Figure 4. Comparison of daps values

### 2.3 Possible methods and considerations for parallel implementation of the algorithm

The dqds iteration is practically entirely serial. The only possibility for parallelization is the simultaneous execution of multiplication (2.2) and multiplication + addition (2.4), which yields a small gain in performance.

### 2.4 Scalability of the algorithm and its implementations

The algorithm is not scalable. The maximum acceleration is attained for two independent processors.

Let us study this implementation as regards scaling out in accordance with Scalability methodology. This study was conducted using the Lomonosov-2 supercomputer of the Moscow University Supercomputing Center.

Variable parameters for the launch of the algorithm implementation and the limits of parameter variations:

• number of processors 1;
• matrix size [1000 : 260000] with the step 500.

The experiments resulted in the following range of implementation efficiency:

• minimum implementation efficiency 2.559e-06%;
• maximum implementation efficiency 2.492e-08%.

The following figures show the graphs of the performance and efficiency for the chosen implementation of DQDS as functions of the variable launch parameters.

Figure 8. Parallel implementation of dqds algorithm. Performance as a function of the number of processors and the matrix size.
Figure 9. Parallel implementation of dqds algorithm. Efficiency as a function of the number of processors and the matrix size.

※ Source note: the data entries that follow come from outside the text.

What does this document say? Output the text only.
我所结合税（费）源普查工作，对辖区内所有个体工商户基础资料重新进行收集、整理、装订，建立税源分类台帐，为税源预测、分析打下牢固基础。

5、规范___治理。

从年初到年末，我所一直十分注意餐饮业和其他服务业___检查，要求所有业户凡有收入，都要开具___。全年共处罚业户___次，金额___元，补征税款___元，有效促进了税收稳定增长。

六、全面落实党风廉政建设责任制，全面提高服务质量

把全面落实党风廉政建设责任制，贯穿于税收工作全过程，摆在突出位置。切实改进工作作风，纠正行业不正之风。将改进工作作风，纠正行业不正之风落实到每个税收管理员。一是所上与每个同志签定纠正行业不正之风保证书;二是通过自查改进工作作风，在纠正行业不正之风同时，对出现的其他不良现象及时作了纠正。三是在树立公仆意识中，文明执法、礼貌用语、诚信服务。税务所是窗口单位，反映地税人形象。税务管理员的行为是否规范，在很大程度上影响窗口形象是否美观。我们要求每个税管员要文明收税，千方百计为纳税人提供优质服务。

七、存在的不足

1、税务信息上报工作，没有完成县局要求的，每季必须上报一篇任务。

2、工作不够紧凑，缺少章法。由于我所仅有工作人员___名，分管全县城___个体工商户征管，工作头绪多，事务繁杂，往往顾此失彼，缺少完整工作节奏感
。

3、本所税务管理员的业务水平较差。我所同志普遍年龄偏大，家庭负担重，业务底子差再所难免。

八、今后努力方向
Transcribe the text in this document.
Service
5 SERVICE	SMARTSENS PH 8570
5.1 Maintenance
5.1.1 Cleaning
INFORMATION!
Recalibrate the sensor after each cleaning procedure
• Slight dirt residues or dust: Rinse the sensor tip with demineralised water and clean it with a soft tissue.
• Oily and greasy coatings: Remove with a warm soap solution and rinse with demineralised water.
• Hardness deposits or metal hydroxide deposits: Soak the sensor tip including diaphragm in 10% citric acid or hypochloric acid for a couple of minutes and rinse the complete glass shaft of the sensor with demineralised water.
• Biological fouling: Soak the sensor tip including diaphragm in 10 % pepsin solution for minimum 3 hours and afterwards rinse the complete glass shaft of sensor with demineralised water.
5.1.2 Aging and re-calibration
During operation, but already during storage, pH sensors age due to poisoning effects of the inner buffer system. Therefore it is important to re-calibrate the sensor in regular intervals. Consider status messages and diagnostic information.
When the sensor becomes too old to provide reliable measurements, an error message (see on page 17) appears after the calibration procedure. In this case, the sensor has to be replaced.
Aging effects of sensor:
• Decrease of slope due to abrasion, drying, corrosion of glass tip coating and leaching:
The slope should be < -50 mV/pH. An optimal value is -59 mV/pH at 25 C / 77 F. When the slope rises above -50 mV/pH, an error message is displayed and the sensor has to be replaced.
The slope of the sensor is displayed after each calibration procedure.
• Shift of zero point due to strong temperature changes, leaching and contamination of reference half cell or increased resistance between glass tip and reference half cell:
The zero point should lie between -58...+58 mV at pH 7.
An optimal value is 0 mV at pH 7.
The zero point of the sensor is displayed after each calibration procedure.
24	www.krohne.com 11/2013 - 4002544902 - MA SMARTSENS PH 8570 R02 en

### 2.6 Conclusions for different classes of computer architecture

An efficient implementation of the algorithm is only possible on a computer facility with one core or two.

### 2.7 Existing implementations of the algorithm

The dqds algorithm is implemented as the function xBDSQR of the LAPACK package. It is executed when this function is called with the option of calculating singular vectors not activated.

## 3 References

1. Demmel. D. Applied numerical linear algebra. 1997.
2. Hogben L. (ed.). Handbook of linear algebra. – CRC Press, 2006.
3. Fernando K. V., Parlett B. N. Accurate singular values and differential qd algorithms //Numerische Mathematik. – 1994. – Т. 67. – №. 2. – С. 191-229.
4. Parlett B. N., Marques O. A. An implementation of the dqds algorithm (positive case) //Linear Algebra and its Applications. – 2000. – Т. 309. – №. 1. – С. 217-259.
5. Aishima K. et al. On convergence of the DQDS algorithm for singular value computation //SIAM Journal on Matrix Analysis and Applications. – 2008. – Т. 30. – №. 2. – С. 522-537.